— Что будем делать? — сказала Миколь, резко вставая. — У меня такое впечатление, что пока мы, я, ты, Альберто и друг-приятель Менегин, дождемся своей очереди, пройдет целый час. Послушай, а почему бы нам не пройтись по парку?
Она добавила, что, как только корт освободится, Альберто нас позовет. Он свистнет своим знаменитым свистом, засунув три пальца в рот.
Она повернулась к Альберто, который дремал в шезлонге, на солнышке, прикрыв лицо крестьянской соломенной шляпой.
— Правда, господин паша?
Не изменяя позы, Альберто кивнул.
Мы отправились. Да, ее брат просто потрясающе свистит, продолжала объяснять Миколь. Если нужно, он может свистнуть так громко, как даже не могут пастухи — их свист не идет с этим ни в какое сравнение. Правда, никогда не скажешь про такого типа, как он? На вид он абсолютно никчемный. А вот ведь… Кто знает, как у него духа хватает на такой свист!
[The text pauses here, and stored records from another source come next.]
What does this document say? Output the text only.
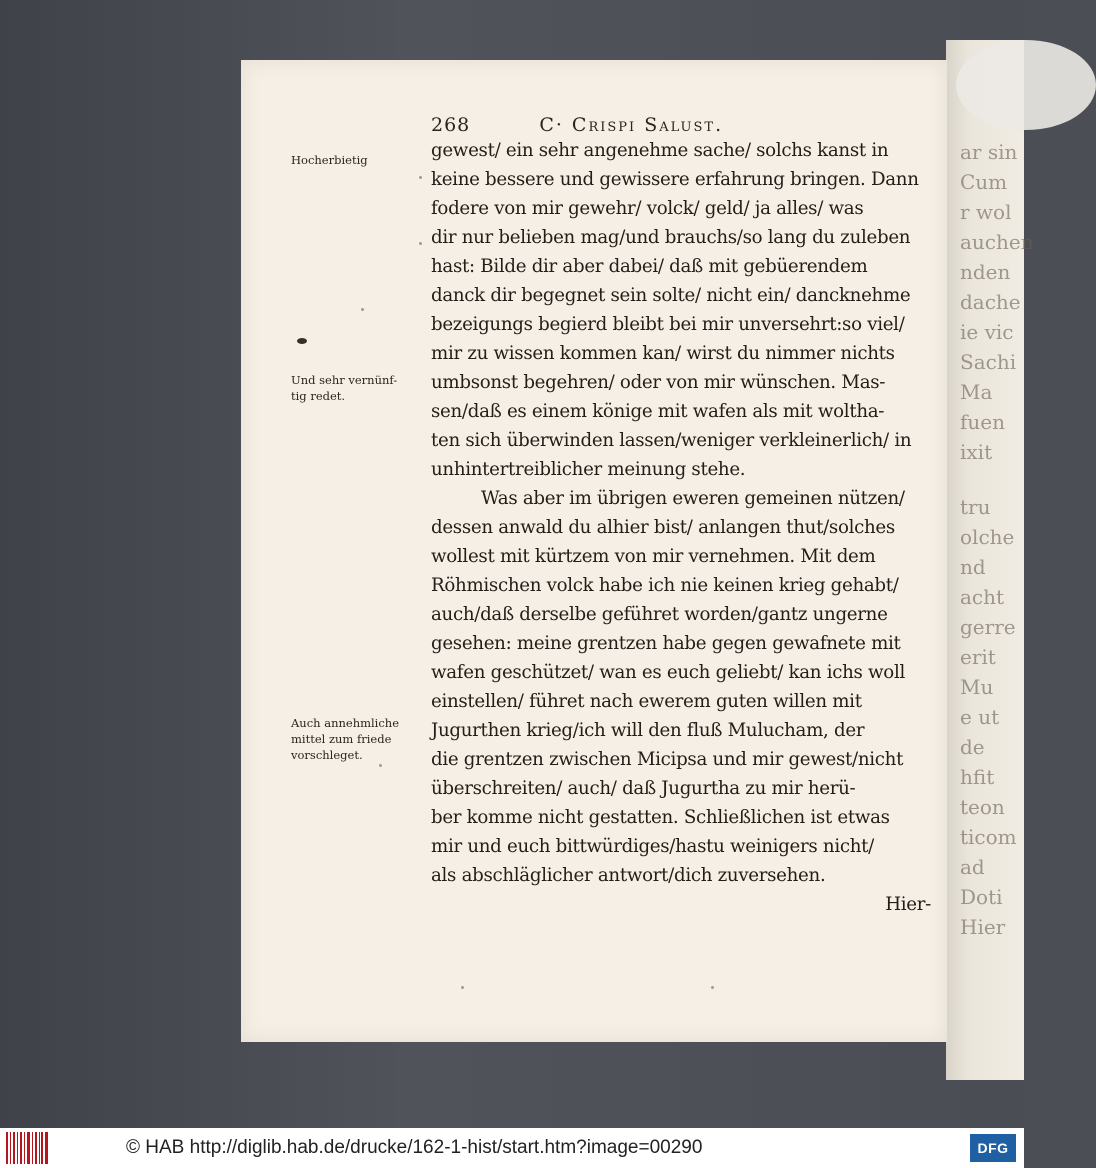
ar sin
Cum
r wol
auchen
nden
dache
ie vic
Sachi
Ma
fuen
ixit
tru
olche
nd
acht
gerre
erit
Mu
e ut
de
hfit
teon
ticom
ad
Doti
Hier
268	C· Crispi Salust.
Hocherbietig
Und sehr vernünf-
tig redet.
Auch annehmliche
mittel zum friede
vorschleget.
gewest/ ein sehr angenehme sache/ solchs kanst in
keine bessere und gewissere erfahrung bringen. Dann
fodere von mir gewehr/ volck/ geld/ ja alles/ was
dir nur belieben mag/und brauchs/so lang du zuleben
hast: Bilde dir aber dabei/ daß mit gebüerendem
danck dir begegnet sein solte/ nicht ein/ dancknehme
bezeigungs begierd bleibt bei mir unversehrt:so viel/
mir zu wissen kommen kan/ wirst du nimmer nichts
umbsonst begehren/ oder von mir wünschen. Mas-
sen/daß es einem könige mit wafen als mit woltha-
ten sich überwinden lassen/weniger verkleinerlich/ in
unhintertreiblicher meinung stehe.
Was aber im übrigen eweren gemeinen nützen/
dessen anwald du alhier bist/ anlangen thut/solches
wollest mit kürtzem von mir vernehmen. Mit dem
Röhmischen volck habe ich nie keinen krieg gehabt/
auch/daß derselbe geführet worden/gantz ungerne
gesehen: meine grentzen habe gegen gewafnete mit
wafen geschützet/ wan es euch geliebt/ kan ichs woll
einstellen/ führet nach ewerem guten willen mit
Jugurthen krieg/ich will den fluß Mulucham, der
die grentzen zwischen Micipsa und mir gewest/nicht
überschreiten/ auch/ daß Jugurtha zu mir herü-
ber komme nicht gestatten. Schließlichen ist etwas
mir und euch bittwürdiges/hastu weinigers nicht/
als abschläglicher antwort/dich zuversehen.
Hier-
© HAB http://diglib.hab.de/drucke/162-1-hist/start.htm?image=00290	DFG
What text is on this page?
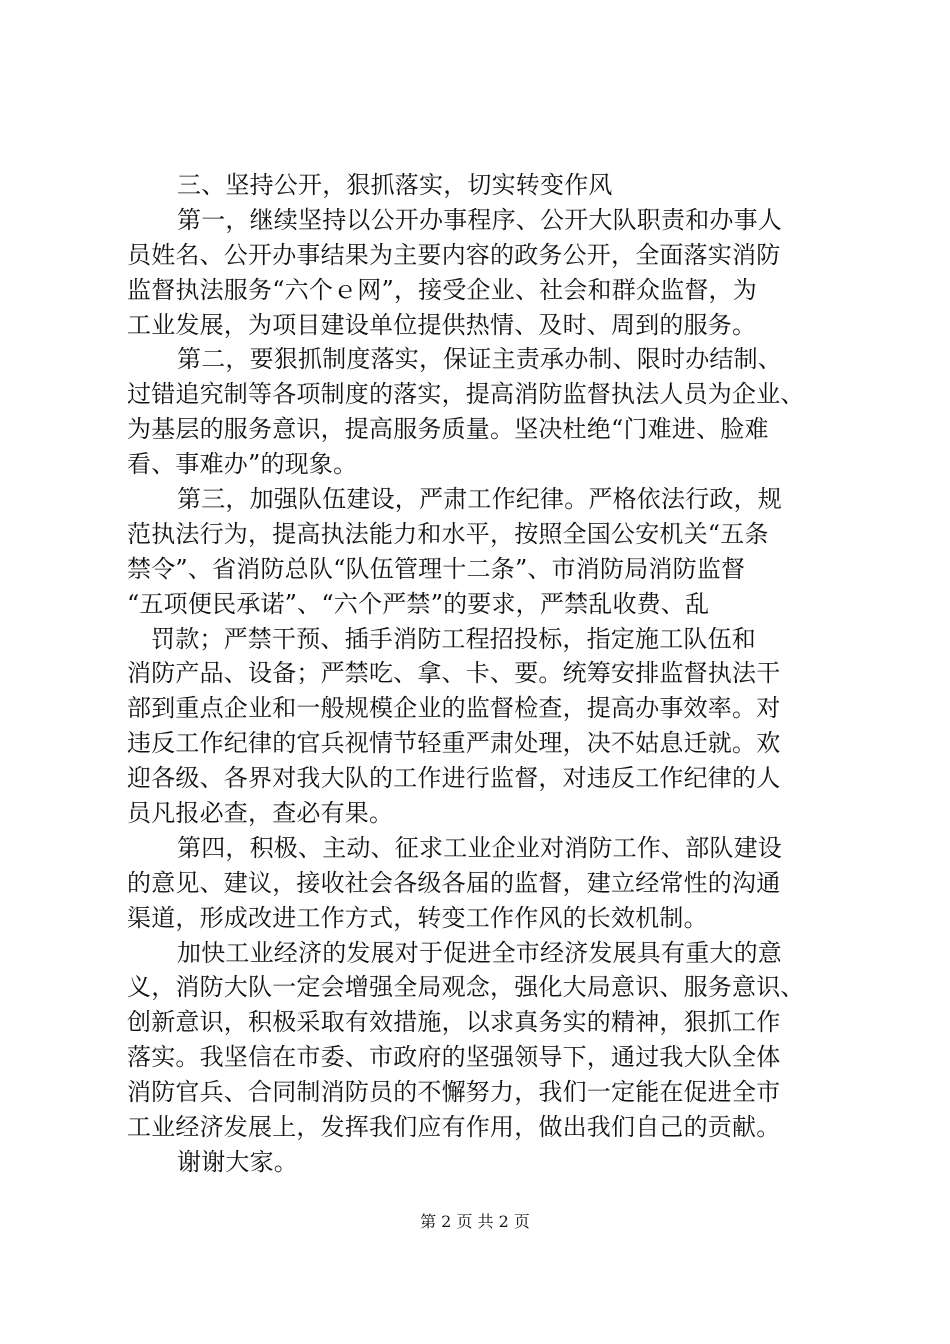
三、坚持公开，狠抓落实，切实转变作风
第一，继续坚持以公开办事程序、公开大队职责和办事人
员姓名、公开办事结果为主要内容的政务公开，全面落实消防
监督执法服务“六个ｅ网”，接受企业、社会和群众监督，为
工业发展，为项目建设单位提供热情、及时、周到的服务。
第二，要狠抓制度落实，保证主责承办制、限时办结制、
过错追究制等各项制度的落实，提高消防监督执法人员为企业、
为基层的服务意识，提高服务质量。坚决杜绝“门难进、脸难
看、事难办”的现象。
第三，加强队伍建设，严肃工作纪律。严格依法行政，规
范执法行为，提高执法能力和水平，按照全国公安机关“五条
禁令”、省消防总队“队伍管理十二条”、市消防局消防监督
“五项便民承诺”、“六个严禁”的要求，严禁乱收费、乱
罚款；严禁干预、插手消防工程招投标，指定施工队伍和
消防产品、设备；严禁吃、拿、卡、要。统筹安排监督执法干
部到重点企业和一般规模企业的监督检查，提高办事效率。对
违反工作纪律的官兵视情节轻重严肃处理，决不姑息迁就。欢
迎各级、各界对我大队的工作进行监督，对违反工作纪律的人
员凡报必查，查必有果。
第四，积极、主动、征求工业企业对消防工作、部队建设
的意见、建议，接收社会各级各届的监督，建立经常性的沟通
渠道，形成改进工作方式，转变工作作风的长效机制。
加快工业经济的发展对于促进全市经济发展具有重大的意
义，消防大队一定会增强全局观念，强化大局意识、服务意识、
创新意识，积极采取有效措施，以求真务实的精神，狠抓工作
落实。我坚信在市委、市政府的坚强领导下，通过我大队全体
消防官兵、合同制消防员的不懈努力，我们一定能在促进全市
工业经济发展上，发挥我们应有作用，做出我们自己的贡献。
谢谢大家。
第 2 页 共 2 页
Так и начались наши прогулки вдвоем, почти всегда в ожидании очереди на корте. В первые дни мы брали велосипеды. Велосипед просто необходим, сказала моя провожатая, если я хочу составить полное представление о парке. Он простирается гектаров на десять, аллеи, большие и маленькие, тянуться километров на шесть. Без велосипедов мы ни за что не доберемся, например, до западной оконечности парка, откуда она и Альберто в детстве часто наблюдали за маневрами поездов на железной дороге. Если мы отправимся туда пешком, мы рискуем не успеть вернуться достаточно быстро, услышав свист Альберто.
Итак, в тот первый день мы отправились посмотреть на поезда. А потом? Потом мы пересекли площадку перед большим домом (пустынную, как обычно, и еще более мрачную, чем всегда) и по центральной аллее прошли оттуда к черному мосту с массивными балками, переброшенному через канал Памфилио и далее, до зарослей индийского тростника и ворот, выходящих на проспект Эрколе I. Потом Миколь повела меня налево, по извилистой тропинке, которая огибала парк по периметру, сначала вдоль стены Ангелов, так что через четверть часа мы снова оказались с той стороны, где видна была железная дорога. Отсюда начиналась более заброшенная часть парка, мрачная и меланхоличная, она тянулась вдоль пустынной улицы Ариануова. Здесь, когда мы с трудом пробирались в зарослях папоротников, крапивы и колючего кустарника, нас застиг пастушеский свист Альберто.
Мы проходили этим маршрутом, немного изменяя его, в следующие дни еще раза три-четыре.
Пока ширина аллеи позволяла, мы ехали рядом. Часто я рулил только одной рукой, свободно положив другую на руль велосипеда. Мы разговаривали в основном о деревьях, по крайней мере сначала.
О деревьях я не знал ничего или почти ничего, и это не переставало удивлять Миколь. Она смотрела на меня как на редкое ископаемое животное.
— Разве можно быть таким невежественным? — постоянно восклицала она. — В лицее ты ведь должен был немного изучать ботанику!.. Но продолжим, — она готовилась удивленно поднять брови, услышав очередную нелепицу, — не могли бы вы просветить меня, пожалуйста! Как вы думаете, что это за дерево?
Вопрос мог быть отнесен к чему угодно: к добрым старым вязам, или к нашим родным липам, или к редчайшим экзотическим растениям, африканским, азиатским, американским, в которых разбирались только специалисты, — ведь в «Лодочке герцога» было все, просто все на свете. А я отвечал наугад, первое, что приходило мне в голову: во-первых, потому, что действительно не мог отличить вяз от липы, а во-вторых, потому, что заметил: ничто не доставляет ей такого удовольствия, как мои ошибки.
Ей казалось абсурдным, совершенно абсурдным, что на свете существует кто-то вроде меня, кто не испытывает перед деревьями, «большими, спокойными, сильными, задумчивыми» такое же, как она, восхищение. Как я мог не понимать этого? Как я мог не чувствовать? К западу от площадки для корта стояла группа из семи стройных, высоченных пальм, отделенных от окружающей их растительности (темных деревьев с высокими стволами, типичных для европейского леса — дубов, падубов, платанов, каштанов) просторной лужайкой. Так вот, каждый раз, когда мы проезжали мимо, Миколь находила для этих пальм все новые и новые нежные слова.
— Вот и мои семь старичков, — могла она сказать. — Смотри, какие у них почтенные бороды.
Разве мне они не кажутся похожими на семерых отшельников Фиваиды, высушенных солнцем и постами? Какая изысканность, какая святость в их темных стволах, сухих, узловатых, покрытых чешуйками! Они похожи на ноги всех этих бесчисленных Иоаннов Крестителей, которые питаются только акридами, честно.